To simulate real-time clickstream data.

How?

  1. On your local machine, create a file named data_generator.py.
  2. Add the following code:

python


import boto3

import random

import time

import json

 

kinesis = boto3.client('kinesis', region_name='your-region')

 

user_ids = ['user1', 'user2', 'user3', 'user4', 'user5']

pages = ['/home', '/about', '/contact', '/products', '/cart']

 

while True:

    data = {

        'userid': random.choice(user_ids),

        'page': random.choice(pages),

        'timestamp': int(time.time() * 1000)

    }

    print(json.dumps(data))

    kinesis.put_record(

        StreamName='ClickstreamDataStream',

        Data=json.dumps(data),

        PartitionKey=data['userid']

    )

    time.sleep(1)

Explanation:

    • Generates random user activity data.
    • Sends data to the ClickstreamDataStream.
  1. Replace 'your-region' with your AWS region (e.g., 'us-east-1').

7.2 Run the Data Generator

How?

  • In your terminal, run:

bash


python data_generator.py

  • This will start sending data to your Kinesis Data Stream.

Step 8: Verify Data Flow and Results

8.1 Monitor Kinesis Data Analytics Application

Why?

To ensure the application is processing data correctly.

How?

  1. In the AWS Console, navigate to Kinesis Data Analytics.
  2. Select your application ClickstreamAnalyticsApp.
  3. Click on "Real-time analytics".
  4. You should see data flowing through your application.

8.2 Check Processed Data in S3

Why?

To verify that the processed data is being delivered to S3.

How?

  1. Navigate to S3 in the AWS Console.
  2. Open your bucket your-unique-bucket-name-clickstream.
  3. You should see data files in the bucket, organized by date and time.
  4. Download one of the files and open it to view the processed data.

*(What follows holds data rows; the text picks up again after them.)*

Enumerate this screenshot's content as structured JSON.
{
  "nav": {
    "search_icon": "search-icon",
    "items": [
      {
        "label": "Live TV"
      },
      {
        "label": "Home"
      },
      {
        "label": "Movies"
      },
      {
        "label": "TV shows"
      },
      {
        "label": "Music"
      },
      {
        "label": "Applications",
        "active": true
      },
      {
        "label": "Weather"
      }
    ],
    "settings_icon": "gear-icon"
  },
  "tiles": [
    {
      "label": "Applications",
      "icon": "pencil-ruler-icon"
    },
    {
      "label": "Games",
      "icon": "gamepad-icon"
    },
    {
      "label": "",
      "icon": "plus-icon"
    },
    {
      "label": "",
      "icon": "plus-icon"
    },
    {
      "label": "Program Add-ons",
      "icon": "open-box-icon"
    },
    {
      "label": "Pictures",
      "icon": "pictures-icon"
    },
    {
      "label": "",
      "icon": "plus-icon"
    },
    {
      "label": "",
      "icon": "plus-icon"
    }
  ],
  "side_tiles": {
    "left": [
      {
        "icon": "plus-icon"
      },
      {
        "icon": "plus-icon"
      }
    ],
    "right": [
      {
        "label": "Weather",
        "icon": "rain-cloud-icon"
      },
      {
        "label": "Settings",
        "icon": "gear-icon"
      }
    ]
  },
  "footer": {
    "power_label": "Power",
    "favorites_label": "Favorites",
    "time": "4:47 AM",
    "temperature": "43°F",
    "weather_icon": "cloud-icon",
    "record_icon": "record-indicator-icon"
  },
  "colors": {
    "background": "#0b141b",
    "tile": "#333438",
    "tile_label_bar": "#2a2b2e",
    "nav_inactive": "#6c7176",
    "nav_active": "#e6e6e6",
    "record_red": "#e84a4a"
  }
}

Step 9: Clean Up Resources

Why?

To avoid incurring unnecessary charges.

How?

  1. Stop the Data Generator Script
    • Press Ctrl + C in your terminal to stop the script.
  2. Delete the Kinesis Data Analytics Application
    • Navigate to Kinesis Data Analytics.
    • Select ClickstreamAnalyticsApp.
    • Click "Delete".
  3. Delete the Kinesis Data Firehose Delivery Stream
    • Navigate to Kinesis Data Firehose.
    • Select ClickstreamDeliveryStream.
    • Click "Delete".
  4. Delete the Kinesis Data Stream
    • Navigate to Kinesis Data Streams.
    • Select ClickstreamDataStream.
    • Click "Delete".
  5. Empty and Delete the S3 Bucket
    • Navigate to S3.
    • Open your bucket.
    • Delete all objects within the bucket.
    • Return to the bucket list, select your bucket, and click "Delete".
  6. Delete IAM Roles (Optional)
    • Navigate to IAM.
    • Delete KinesisAnalyticsRole if not used elsewhere.

Testing and Validation

Verify Data Ingestion

  • Check Kinesis Data Stream Metrics:
    • Navigate to Kinesis Data Streams.
    • Select ClickstreamDataStream.
    • Click on "Monitoring".
    • Ensure that data is being ingested.

Verify Data Processing

  • Monitor Kinesis Data Analytics:
    • Check that the application is running and processing records.

Verify Data Delivery

  • Check S3 Bucket:
    • Ensure that processed data files are being written to your S3 bucket.

Summary

In this lab, you have:

  • Set Up a Kinesis Data Stream: Created a stream to ingest real-time data.
  • Configured Kinesis Data Firehose: Set up a delivery stream to send data to S3.
  • Used Kinesis Data Analytics: Processed streaming data in real time using SQL.
  • Generated Sample Data: Simulated real-time data ingestion.
  • Verified Data Flow: Ensured data was processed and stored correctly.
  • Cleaned Up Resources: Deleted resources to prevent unnecessary costs.